Minha redação do cursinho cruzou o mundo
como se fosse do Verissimo
Era o meu segundo vestibular para medicina.
Estava na minha aula preferida — não pelo tema, mas
pelo professor. Valter era o nome dele, um jornalista
que decidiu como carreira ajudar adolescentes não só
a escrever, mas a pensar. Naquele dia, ele mostrou a
imagem de um pêndulo. A ideia era refletir sobre como
o equilíbrio nos impede de viver os extremos.
Por coincidência, a minha redação para aquele
assunto já estava pronta. Havia escrito no dia anterior
um texto que decidi chamar de “Quase”. Arranquei a
folha do meu caderno, dobrei e passei para a frente.
Da última fila à primeira, o bilhete chegou até o professor.
“Posso ler em voz alta?”, ele perguntou.
O que aconteceu naquele instante? Nada. Recebi um elogio, e algumas meninas do cursinho pediram para guardar uma versão do texto, que eu copiei
à mão. Era 2002 e eu ainda demoraria a descobrir que
o acaso nem sempre acontece de repente. No meu
caso, o destino agiu devagar.
Quatro anos depois, já na quarta fase da faculdade de medicina, em vez de felicíssima pela oportunidade de ingressar em uma carreira que traz tanto
prestígio, eu divertia as minhas colegas com o que escrevia quando estava entediada. Rezava — coisa que
eu não faço sempre — por um sinal.
O universo me respondeu nas páginas do jornal O Globo, na edição de Páscoa, em uma coluna
que dizia assim: “Eu gostaria de encontrar o verdadeiro autor do ‘Quase’ para agradecer a glória emprestada e para lhe dar um recado. No Salão do Livro de
Paris, ganhei da autora um volume de textos e versos
brasileiros muito bem traduzidos para o francês com
uma surpresa: eu estava entre Clarice Lispector, Carlos Drummond de Andrade e outros escolhidos adivinha com que texto? Em francês, ficou ‘Presque’.”

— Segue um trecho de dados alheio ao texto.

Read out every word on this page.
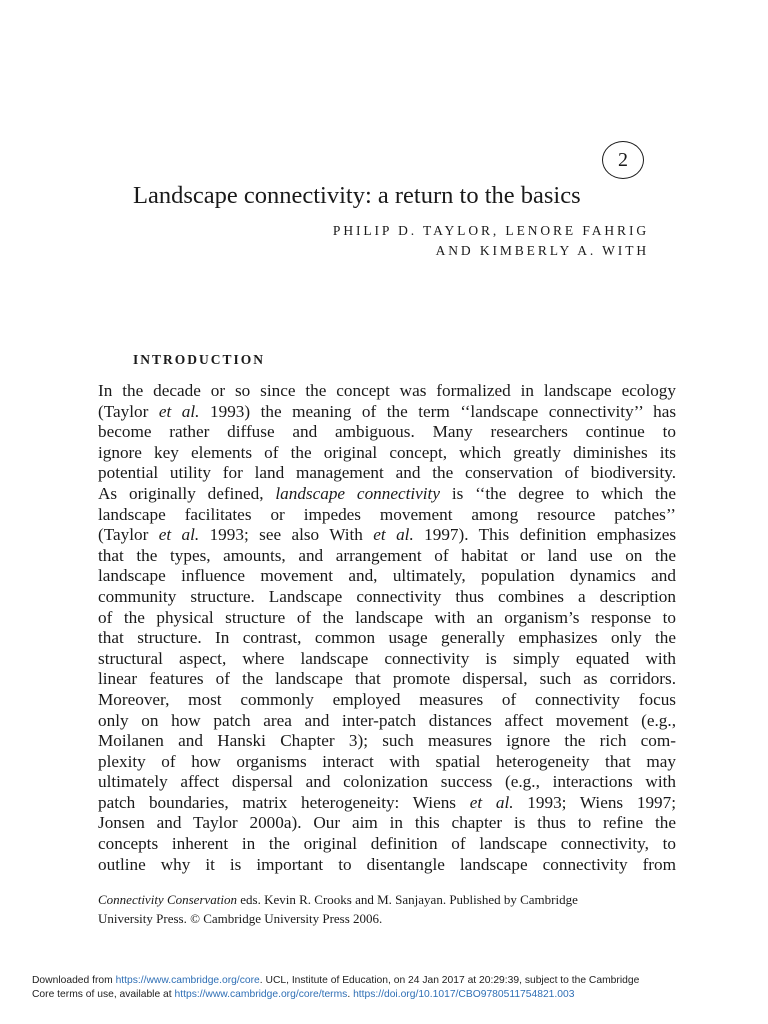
2
Landscape connectivity: a return to the basics
PHILIP D. TAYLOR, LENORE FAHRIG
AND KIMBERLY A. WITH
INTRODUCTION
In the decade or so since the concept was formalized in landscape ecology
(Taylor et al. 1993) the meaning of the term ‘‘landscape connectivity’’ has
become rather diffuse and ambiguous. Many researchers continue to
ignore key elements of the original concept, which greatly diminishes its
potential utility for land management and the conservation of biodiversity.
As originally defined, landscape connectivity is ‘‘the degree to which the
landscape facilitates or impedes movement among resource patches’’
(Taylor et al. 1993; see also With et al. 1997). This definition emphasizes
that the types, amounts, and arrangement of habitat or land use on the
landscape influence movement and, ultimately, population dynamics and
community structure. Landscape connectivity thus combines a description
of the physical structure of the landscape with an organism’s response to
that structure. In contrast, common usage generally emphasizes only the
structural aspect, where landscape connectivity is simply equated with
linear features of the landscape that promote dispersal, such as corridors.
Moreover, most commonly employed measures of connectivity focus
only on how patch area and inter-patch distances affect movement (e.g.,
Moilanen and Hanski Chapter 3); such measures ignore the rich com-
plexity of how organisms interact with spatial heterogeneity that may
ultimately affect dispersal and colonization success (e.g., interactions with
patch boundaries, matrix heterogeneity: Wiens et al. 1993; Wiens 1997;
Jonsen and Taylor 2000a). Our aim in this chapter is thus to refine the
concepts inherent in the original definition of landscape connectivity, to
outline why it is important to disentangle landscape connectivity from
Connectivity Conservation eds. Kevin R. Crooks and M. Sanjayan. Published by Cambridge
University Press. © Cambridge University Press 2006.
Downloaded from https://www.cambridge.org/core. UCL, Institute of Education, on 24 Jan 2017 at 20:29:39, subject to the Cambridge
Core terms of use, available at https://www.cambridge.org/core/terms. https://doi.org/10.1017/CBO9780511754821.003
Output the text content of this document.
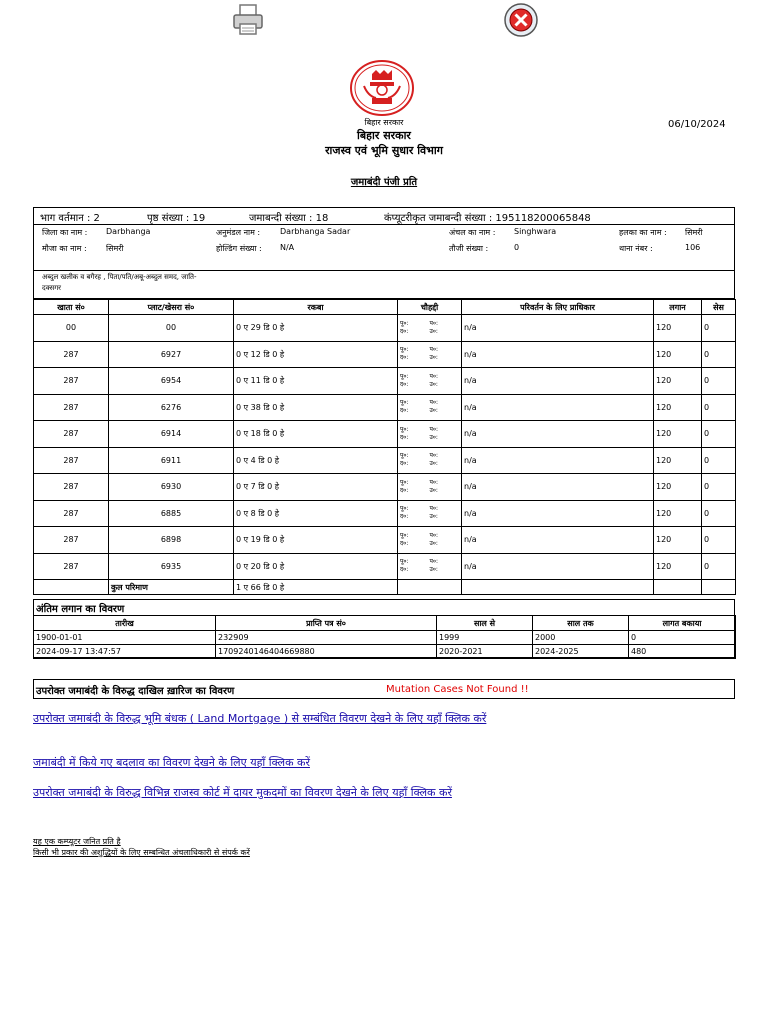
बिहार सरकार
बिहार सरकार
राजस्व एवं भूमि सुधार विभाग
06/10/2024
जमाबंदी पंजी प्रति
भाग वर्तमान : 2	पृष्ठ संख्या : 19	जमाबन्दी संख्या : 18	कंप्यूटरीकृत जमाबन्दी संख्या : 195118200065848
जिला का नाम : Darbhanga	अनुमंडल नाम : Darbhanga Sadar	अंचल का नाम : Singhwara	हलका का नाम : सिमरी
मौजा का नाम : सिमरी	होल्डिंग संख्या : N/A	तौजी संख्या :	0	थाना नंबर :	106
अब्दुल खलीक व बगैरह , पिता/पति/अबू-अब्दुल समद, जाति-
दक्सगर
खाता सं०	प्लाट/खेसरा सं०	रकबा	चौहद्दी	परिवर्तन के लिए प्राधिकार	लगान	सेस
00	00	0 ए 29 डि 0 हे	पू०: प०:
द०: उ०:	n/a	120	0
287	6927	0 ए 12 डि 0 हे	पू०: प०:
द०: उ०:	n/a	120	0
287	6954	0 ए 11 डि 0 हे	पू०: प०:
द०: उ०:	n/a	120	0
287	6276	0 ए 38 डि 0 हे	पू०: प०:
द०: उ०:	n/a	120	0
287	6914	0 ए 18 डि 0 हे	पू०: प०:
द०: उ०:	n/a	120	0
287	6911	0 ए 4 डि 0 हे	पू०: प०:
द०: उ०:	n/a	120	0
287	6930	0 ए 7 डि 0 हे	पू०: प०:
द०: उ०:	n/a	120	0
287	6885	0 ए 8 डि 0 हे	पू०: प०:
द०: उ०:	n/a	120	0
287	6898	0 ए 19 डि 0 हे	पू०: प०:
द०: उ०:	n/a	120	0
287	6935	0 ए 20 डि 0 हे	पू०: प०:
द०: उ०:	n/a	120	0
	कुल परिमाण	1 ए 66 डि 0 हे				
अंतिम लगान का विवरण
तारीख	प्राप्ति पत्र सं०	साल से	साल तक	लागत बकाया
1900-01-01	232909	1999	2000	0
2024-09-17 13:47:57	1709240146404669880	2020-2021	2024-2025	480
उपरोक्त जमाबंदी के विरुद्ध दाखिल ख़ारिज का विवरण	Mutation Cases Not Found !!
उपरोक्त जमाबंदी के विरुद्ध भूमि बंधक ( Land Mortgage ) से सम्बंधित विवरण देखने के लिए यहाँ क्लिक करें
जमाबंदी में किये गए बदलाव का विवरण देखने के लिए यहाँ क्लिक करें
उपरोक्त जमाबंदी के विरुद्ध विभिन्न राजस्व कोर्ट में दायर मुकदमों का विवरण देखने के लिए यहाँ क्लिक करें
यह एक कम्प्यूटर जनित प्रति है
किसी भी प्रकार की अशुद्धियों के लिए सम्बन्धित अंचलाधिकारी से संपर्क करें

Quem me procurava era Luis Fernando Verissimo, a quem a autoria daquele punhado de palavras
que saíram de uma sala de aula e se espalharam pelo
mundo vinha sendo atribuída. Na semana seguinte, o
escritor divulgou o meu nome e, para mim, a história
terminava aí.
Depois de desfeito o engano, no entanto, passei a receber muitas mensagens de pessoas dizendo
que a minha redação tinha mudado as suas vidas, ajudado a continuar ou terminar o casamento, a trocar de
trabalho e a escolher uma profissão. “Eu carrego seu
texto como um amuleto”, me disseram.
O “Quase” foi o meu grande acaso. Eu não sei
quais são as chances de uma folha de caderno precisar chegar tão longe para ajudar o próprio autor, mas
o que eu sei é que essa chance existe.
Conversar com tanta gente corajosa me motivou a buscar uma vida menos morna e resistir à tentação de escolher por medo. Eu, que iria ser médica, me
tornei jornalista. Troquei Florianópolis pela Austrália.
Incluí na minha família brasileira um amor indiano.
Ao longo desses anos, o “Quase” virou letra de
música, tatuagem, rap na Guiana Francesa, espetáculo de dança, questão de vestibular, de concurso público e até anúncio de funerária. Fez parte das turnês da
Ana Carolina e também foi lido pela Ana Maria Braga.
O texto tem sido usado em escritórios de psicologia,
em teatros de colégio e foi traduzido para diversas línguas espontaneamente.
Até hoje eu recebo as mensagens mais amáveis de gente que encontrou força ou conforto nas
minhas palavras. O que essas pessoas talvez não
saibam é que elas são, genuinamente, a minha maior
inspiração.
Sarah Westphal Trabalha com Marketing e mora em Central Coast,
na Austrália (Casos do Acaso. Folha de São Paulo, 23/05/2021.